CLEVELAND, AP _ Revitalizados por un astro joven de disparo letal y por un entrenador debutante que los hizo creer en sí mismos, los Warriors alcanzaron alturas insospechadas. Pusieron fin a una sequía de 40 años sin un título de la NBA. En cambio, prosigue medio siglo de tristezas deportivas en Cleveland. LeBron James no pudo solo.
Stephen Curry y Andre Iguodala anotaron 25 puntos cada uno y Golden State recurrió a una andanada de triples en el último periodo para doblegar el martes 105-97 a los Cavaliers en el sexto encuentro de la final. Así, los Warriors se proclamaron campeones de la NBA, algo que no conseguían desde 1975.

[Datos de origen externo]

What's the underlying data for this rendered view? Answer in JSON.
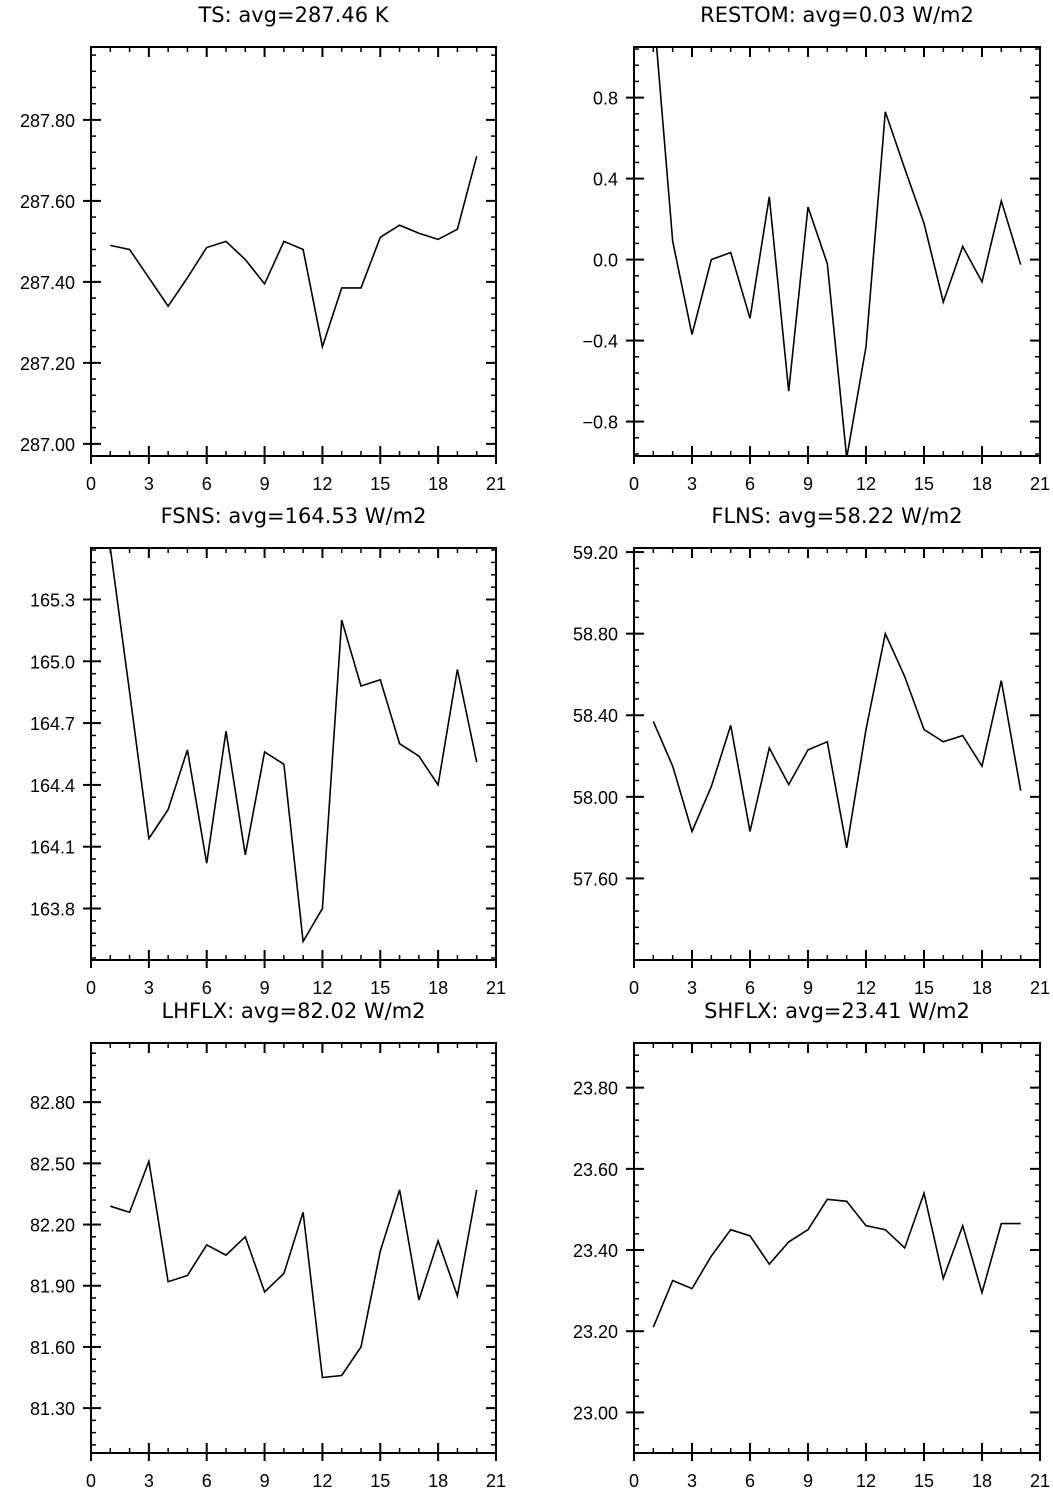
{
  "chart_data": [
    {
      "type": "line",
      "title": "TS: avg=287.46 K",
      "xlim": [
        0,
        21
      ],
      "ylim": [
        286.97,
        287.98
      ],
      "xticks": [
        0,
        3,
        6,
        9,
        12,
        15,
        18,
        21
      ],
      "yticks": [
        287.0,
        287.2,
        287.4,
        287.6,
        287.8
      ],
      "yticklabels": [
        "287.00",
        "287.20",
        "287.40",
        "287.60",
        "287.80"
      ],
      "grid": false,
      "x": [
        1,
        2,
        3,
        4,
        5,
        6,
        7,
        8,
        9,
        10,
        11,
        12,
        13,
        14,
        15,
        16,
        17,
        18,
        19,
        20
      ],
      "y": [
        287.49,
        287.48,
        287.41,
        287.34,
        287.41,
        287.485,
        287.5,
        287.455,
        287.395,
        287.5,
        287.48,
        287.24,
        287.385,
        287.385,
        287.51,
        287.54,
        287.52,
        287.505,
        287.53,
        287.71
      ]
    },
    {
      "type": "line",
      "title": "RESTOM: avg=0.03 W/m2",
      "xlim": [
        0,
        21
      ],
      "ylim": [
        -0.97,
        1.05
      ],
      "xticks": [
        0,
        3,
        6,
        9,
        12,
        15,
        18,
        21
      ],
      "yticks": [
        -0.8,
        -0.4,
        0.0,
        0.4,
        0.8
      ],
      "yticklabels": [
        "−0.8",
        "−0.4",
        "0.0",
        "0.4",
        "0.8"
      ],
      "grid": false,
      "x": [
        1,
        2,
        3,
        4,
        5,
        6,
        7,
        8,
        9,
        10,
        11,
        12,
        13,
        14,
        15,
        16,
        17,
        18,
        19,
        20
      ],
      "y": [
        1.25,
        0.09,
        -0.37,
        0.0,
        0.035,
        -0.29,
        0.31,
        -0.65,
        0.26,
        -0.02,
        -0.98,
        -0.43,
        0.73,
        0.45,
        0.18,
        -0.21,
        0.065,
        -0.11,
        0.29,
        -0.025
      ]
    },
    {
      "type": "line",
      "title": "FSNS: avg=164.53 W/m2",
      "xlim": [
        0,
        21
      ],
      "ylim": [
        163.55,
        165.55
      ],
      "xticks": [
        0,
        3,
        6,
        9,
        12,
        15,
        18,
        21
      ],
      "yticks": [
        163.8,
        164.1,
        164.4,
        164.7,
        165.0,
        165.3
      ],
      "yticklabels": [
        "163.8",
        "164.1",
        "164.4",
        "164.7",
        "165.0",
        "165.3"
      ],
      "grid": false,
      "x": [
        1,
        2,
        3,
        4,
        5,
        6,
        7,
        8,
        9,
        10,
        11,
        12,
        13,
        14,
        15,
        16,
        17,
        18,
        19,
        20
      ],
      "y": [
        165.55,
        164.85,
        164.14,
        164.28,
        164.57,
        164.02,
        164.66,
        164.06,
        164.56,
        164.5,
        163.64,
        163.8,
        165.2,
        164.88,
        164.91,
        164.6,
        164.54,
        164.4,
        164.96,
        164.51
      ]
    },
    {
      "type": "line",
      "title": "FLNS: avg=58.22 W/m2",
      "xlim": [
        0,
        21
      ],
      "ylim": [
        57.2,
        59.22
      ],
      "xticks": [
        0,
        3,
        6,
        9,
        12,
        15,
        18,
        21
      ],
      "yticks": [
        57.6,
        58.0,
        58.4,
        58.8,
        59.2
      ],
      "yticklabels": [
        "57.60",
        "58.00",
        "58.40",
        "58.80",
        "59.20"
      ],
      "grid": false,
      "x": [
        1,
        2,
        3,
        4,
        5,
        6,
        7,
        8,
        9,
        10,
        11,
        12,
        13,
        14,
        15,
        16,
        17,
        18,
        19,
        20
      ],
      "y": [
        58.37,
        58.15,
        57.83,
        58.05,
        58.35,
        57.83,
        58.24,
        58.06,
        58.23,
        58.27,
        57.75,
        58.33,
        58.8,
        58.59,
        58.33,
        58.27,
        58.3,
        58.15,
        58.57,
        58.03
      ]
    },
    {
      "type": "line",
      "title": "LHFLX: avg=82.02 W/m2",
      "xlim": [
        0,
        21
      ],
      "ylim": [
        81.08,
        83.09
      ],
      "xticks": [
        0,
        3,
        6,
        9,
        12,
        15,
        18,
        21
      ],
      "yticks": [
        81.3,
        81.6,
        81.9,
        82.2,
        82.5,
        82.8
      ],
      "yticklabels": [
        "81.30",
        "81.60",
        "81.90",
        "82.20",
        "82.50",
        "82.80"
      ],
      "grid": false,
      "x": [
        1,
        2,
        3,
        4,
        5,
        6,
        7,
        8,
        9,
        10,
        11,
        12,
        13,
        14,
        15,
        16,
        17,
        18,
        19,
        20
      ],
      "y": [
        82.29,
        82.26,
        82.51,
        81.92,
        81.95,
        82.1,
        82.05,
        82.14,
        81.87,
        81.96,
        82.26,
        81.45,
        81.46,
        81.6,
        82.07,
        82.37,
        81.83,
        82.12,
        81.85,
        82.37
      ]
    },
    {
      "type": "line",
      "title": "SHFLX: avg=23.41 W/m2",
      "xlim": [
        0,
        21
      ],
      "ylim": [
        22.9,
        23.91
      ],
      "xticks": [
        0,
        3,
        6,
        9,
        12,
        15,
        18,
        21
      ],
      "yticks": [
        23.0,
        23.2,
        23.4,
        23.6,
        23.8
      ],
      "yticklabels": [
        "23.00",
        "23.20",
        "23.40",
        "23.60",
        "23.80"
      ],
      "grid": false,
      "x": [
        1,
        2,
        3,
        4,
        5,
        6,
        7,
        8,
        9,
        10,
        11,
        12,
        13,
        14,
        15,
        16,
        17,
        18,
        19,
        20
      ],
      "y": [
        23.21,
        23.325,
        23.305,
        23.385,
        23.45,
        23.435,
        23.365,
        23.42,
        23.45,
        23.525,
        23.52,
        23.46,
        23.45,
        23.405,
        23.54,
        23.33,
        23.46,
        23.295,
        23.465,
        23.465
      ]
    }
  ]
}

En aquel entonces, Gerald Ford era el presidente de Estados Unidos, la música disco era la moda y Rick Barry convertía los tiros libres de los Warriors con un estilo peculiar, por debajo del hombro.
Estos Warriors se asemejan al equipo en el que militaba Bary. Son rápidos, equilibrados y unidos. Esa era la meta del entrenador Steve Kerr.
“Me he quedado sin palabras”, dijo Curry. “Es muy especial el ser capaz de conseguir este trofeo luego de trabajar tan duro en esta temporada. Definitivamente somos un gran equipo. Debemos quedar en la historia como uno de los mejores equipos de pies a cabeza”.
Luego de verse abajo por dos puntos en el comienzo del tercer periodo, Golden State tomó el control mediante Curry, el Jugador Más Valioso de la temporada en la NBA, e Iguodala, quien disputó de inicio su primer partido de la campaña en el cuarto encuentro de la final.
“Fue asombroso”, expresó Iguodala, nombrado el Jugador Más Valioso de la final. «Hablamos de mantenernos fuertes y luchar siempre. Ese fue el lema del entrenador durante todos los playoffs. Había que insistir”.